O real foi a moeda que mais se desvalorizou frente ao dólar entre as moedas dos países membros do Mercosul nos últimos três meses. Nesse período, a moeda norte-americana acumulou valorização de 10,36%, passando de R$ 5,50 em 22 de setembro para R$ 6,07 no fechamento de 20 de dezembro.
Para efeito de comparação, o dólar registrou valorização de 7,52% frente ao peso uruguaio e de 6,23% frente ao peso argentino. A taxa de câmbio com o guarani, no Paraguai, manteve-se praticamente estável nesse período, com ligeiro aumento de 0,09%. A moeda dos Estados Unidos bateu R$ 6,30 na semana passada e, num movimento de forte especulação, é reflexo direto de questões internas e externas.
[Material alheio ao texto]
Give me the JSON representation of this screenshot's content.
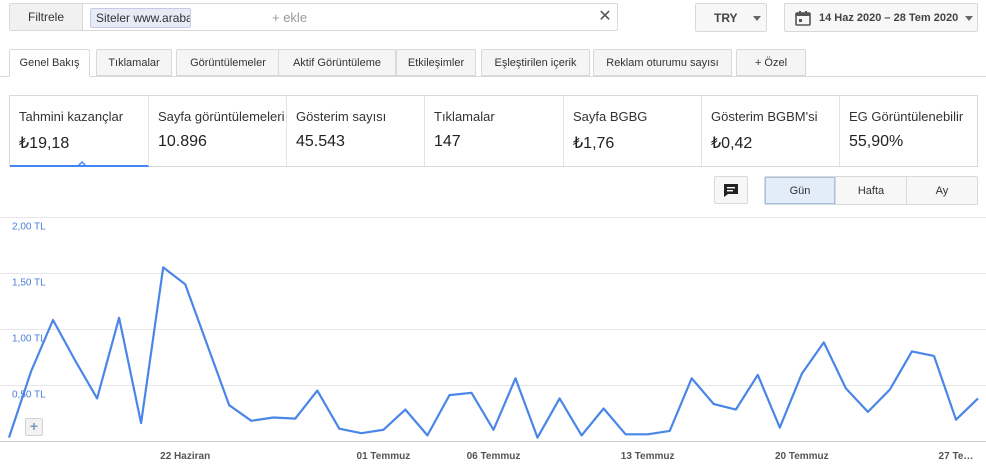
{
  "filter": {
    "button_label": "Filtrele",
    "chip_label": "Siteler www.araba",
    "add_placeholder": "+ ekle",
    "clear_symbol": "✕"
  },
  "currency": {
    "value": "TRY"
  },
  "date_range": {
    "value": "14 Haz 2020 – 28 Tem 2020",
    "icon": "calendar-icon"
  },
  "tabs": [
    {
      "label": "Genel Bakış",
      "active": true
    },
    {
      "label": "Tıklamalar"
    },
    {
      "label": "Görüntülemeler"
    },
    {
      "label": "Aktif Görüntüleme"
    },
    {
      "label": "Etkileşimler"
    },
    {
      "label": "Eşleştirilen içerik"
    },
    {
      "label": "Reklam oturumu sayısı"
    },
    {
      "label": "+  Özel"
    }
  ],
  "metrics": [
    {
      "label": "Tahmini kazançlar",
      "value": "₺19,18",
      "active": true
    },
    {
      "label": "Sayfa görüntülemeleri",
      "value": "10.896"
    },
    {
      "label": "Gösterim sayısı",
      "value": "45.543"
    },
    {
      "label": "Tıklamalar",
      "value": "147"
    },
    {
      "label": "Sayfa BGBG",
      "value": "₺1,76"
    },
    {
      "label": "Gösterim BGBM'si",
      "value": "₺0,42"
    },
    {
      "label": "EG Görüntülenebilir",
      "value": "55,90%"
    }
  ],
  "comment_icon": "comment-icon",
  "granularity": {
    "options": [
      "Gün",
      "Hafta",
      "Ay"
    ],
    "selected": "Gün"
  },
  "zoom_icon": "zoom-plus-icon",
  "colors": {
    "accent": "#4285f4",
    "line": "#4a86e8"
  },
  "chart_data": {
    "type": "line",
    "title": "",
    "xlabel": "",
    "ylabel": "",
    "ylim": [
      0,
      2.0
    ],
    "y_ticks": [
      "2,00 TL",
      "1,50 TL",
      "1,00 TL",
      "0,50 TL"
    ],
    "y_tick_values": [
      2.0,
      1.5,
      1.0,
      0.5
    ],
    "x_tick_labels": [
      {
        "label": "22 Haziran",
        "index": 8
      },
      {
        "label": "01 Temmuz",
        "index": 17
      },
      {
        "label": "06 Temmuz",
        "index": 22
      },
      {
        "label": "13 Temmuz",
        "index": 29
      },
      {
        "label": "20 Temmuz",
        "index": 36
      },
      {
        "label": "27 Te…",
        "index": 43
      }
    ],
    "grid": true,
    "series": [
      {
        "values": [
          0.03,
          0.62,
          1.08,
          0.72,
          0.38,
          1.1,
          0.16,
          1.55,
          1.4,
          0.86,
          0.32,
          0.18,
          0.21,
          0.2,
          0.45,
          0.11,
          0.07,
          0.1,
          0.28,
          0.05,
          0.41,
          0.43,
          0.1,
          0.56,
          0.03,
          0.38,
          0.05,
          0.29,
          0.06,
          0.06,
          0.09,
          0.56,
          0.33,
          0.28,
          0.59,
          0.12,
          0.6,
          0.88,
          0.47,
          0.26,
          0.46,
          0.8,
          0.76,
          0.19,
          0.38
        ]
      }
    ]
  }
}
Especialistas analisaram os principais fatores que impulsionaram a volatilidade cambial e apontaram possíveis evoluções para o mercado nos próximos meses. Para o economista e professor da Universidade de Brasília (UnB) César Bergo, a alta do dólar começou a se intensificar com o anúncio de um pacote fiscal considerado “insuficiente” pelo mercado, somado à proposta de isenção do Imposto de Renda para quem receber até R$ 5 mil.
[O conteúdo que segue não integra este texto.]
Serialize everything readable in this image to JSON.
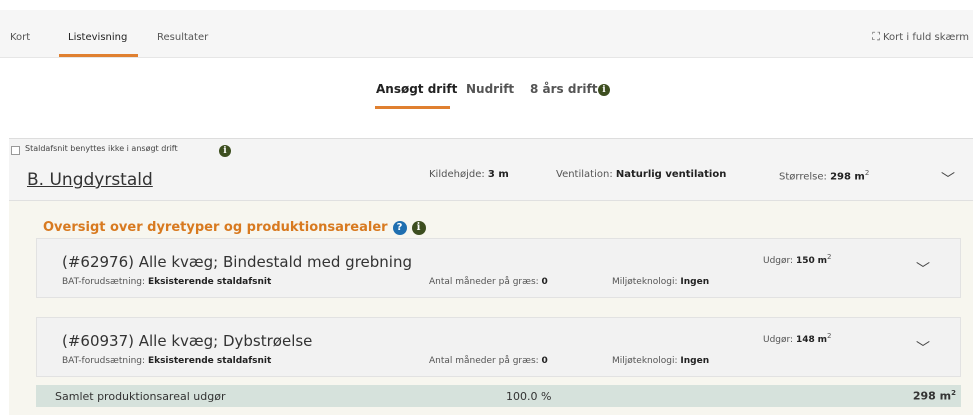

“O mercado estava estressado. Havia expectativa de maior rigor fiscal, e esses anúncios geraram dúvidas sobre a sustentabilidade das contas públicas. Isso se somou à descrença de que o Congresso aprovaria o pacote em tempo hábil”, ressalta.
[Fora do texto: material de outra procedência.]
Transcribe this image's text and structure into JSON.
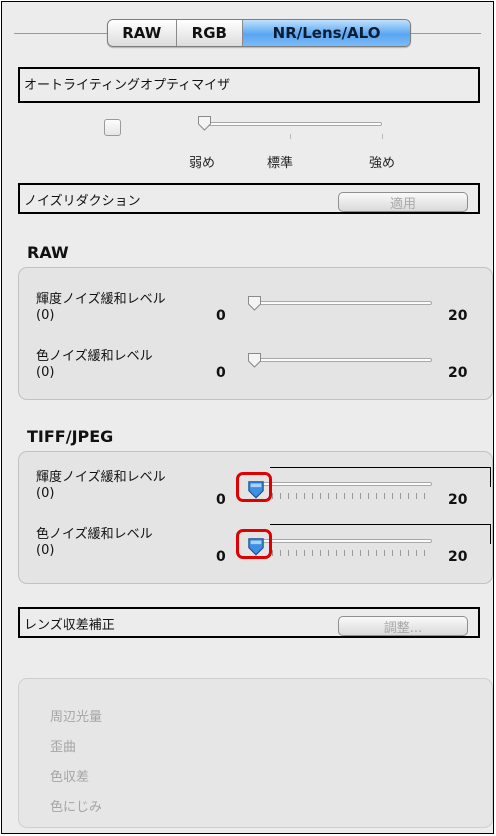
{
  "tabs": [
    {
      "label": "RAW",
      "active": false
    },
    {
      "label": "RGB",
      "active": false
    },
    {
      "label": "NR/Lens/ALO",
      "active": true
    }
  ],
  "alo": {
    "title": "オートライティングオプティマイザ",
    "checked": false,
    "scale": {
      "low": "弱め",
      "standard": "標準",
      "high": "強め"
    }
  },
  "noise_reduction": {
    "title": "ノイズリダクション",
    "apply_button": "適用",
    "raw": {
      "heading": "RAW",
      "luminance": {
        "label": "輝度ノイズ緩和レベル",
        "current": "(0)",
        "min": "0",
        "max": "20",
        "value": 0
      },
      "chroma": {
        "label": "色ノイズ緩和レベル",
        "current": "(0)",
        "min": "0",
        "max": "20",
        "value": 0
      }
    },
    "tiff": {
      "heading": "TIFF/JPEG",
      "luminance": {
        "label": "輝度ノイズ緩和レベル",
        "current": "(0)",
        "min": "0",
        "max": "20",
        "value": 0
      },
      "chroma": {
        "label": "色ノイズ緩和レベル",
        "current": "(0)",
        "min": "0",
        "max": "20",
        "value": 0
      }
    }
  },
  "lens": {
    "title": "レンズ収差補正",
    "adjust_button": "調整...",
    "items": [
      "周辺光量",
      "歪曲",
      "色収差",
      "色にじみ"
    ]
  },
  "colors": {
    "active_tab": "#5aa6f2",
    "highlight": "#e00000",
    "knob_blue": "#3d8fe6"
  }
}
O especialista destacou ainda que pesou o cenário externo, com a força do dólar internacionalmente e os movimentos da política monetária nos EUA. Contudo, a combinação de incertezas internas foi decisiva para o aumento da especulação cambial.
Bergo lembra que diante da alta do dólar, o Banco Central realizou intervenções no mercado, oferecendo dólares no mercado à vista. Só nesta semana, a autoridade monetária decidiu intervir sete vezes no câmbio. Embora a medida não tenha surtido efeito imediato, declarações do presidente da Câmara dos Deputados, Arthur Lira (PP-AL), sobre o andamento do pacote tributário ajudaram a conter o aumento.
“O dólar caiu para R$ 6,10, mas voltou a subir quando surgiram dificuldades no Senado. O Banco Central foi incisivo, oferecendo mais dólares no mercado. Desde 2020 não víamos intervenções tão frequentes, que ajudaram a estabilizar a moeda abaixo de R$ 6,10”, explica.
O economista avalia que, apesar das incertezas, a sanção presidencial do pacote fiscal trará algum alívio ao mercado. “Entendo que esse pacote não é suficiente, mas foi positivo. Durante 2025, o governo poderá encaminhar outras medidas ao Congresso, inclusive resolvendo questões mais polêmicas, como pensões militares e supersalários”, afirma Bergo.
Outro fator apontado por Bergo é o aumento da taxa Selic, que faz com que os juros reais brasileiros sejam os mais altos do mundo. “Isso atrai capital estrangeiro, além de fortalecer a balança comercial, que tem superávit. O dólar não era para estar nesse valor alto, isso é um exagero, mas deveria recuar um pouco”, finaliza.
Avaliação
A probabilidade de o dólar continuar em alta ainda é muito alta, segundo especialistas. O analista da Ouro Preto Investimentos, Sidney Lima, acredita na possibilidade de mais uma renovação da cotação do dólar e atribui isso ao cenário de incertezas fiscais internas e às expectativas de movimentos da política monetária tanto no Brasil quanto nos Estados Unidos. “E, dependendo do que acontecer, poderão reacender a demanda pelo dólar como proteção, abrindo espaço para novos recordes”, avalia.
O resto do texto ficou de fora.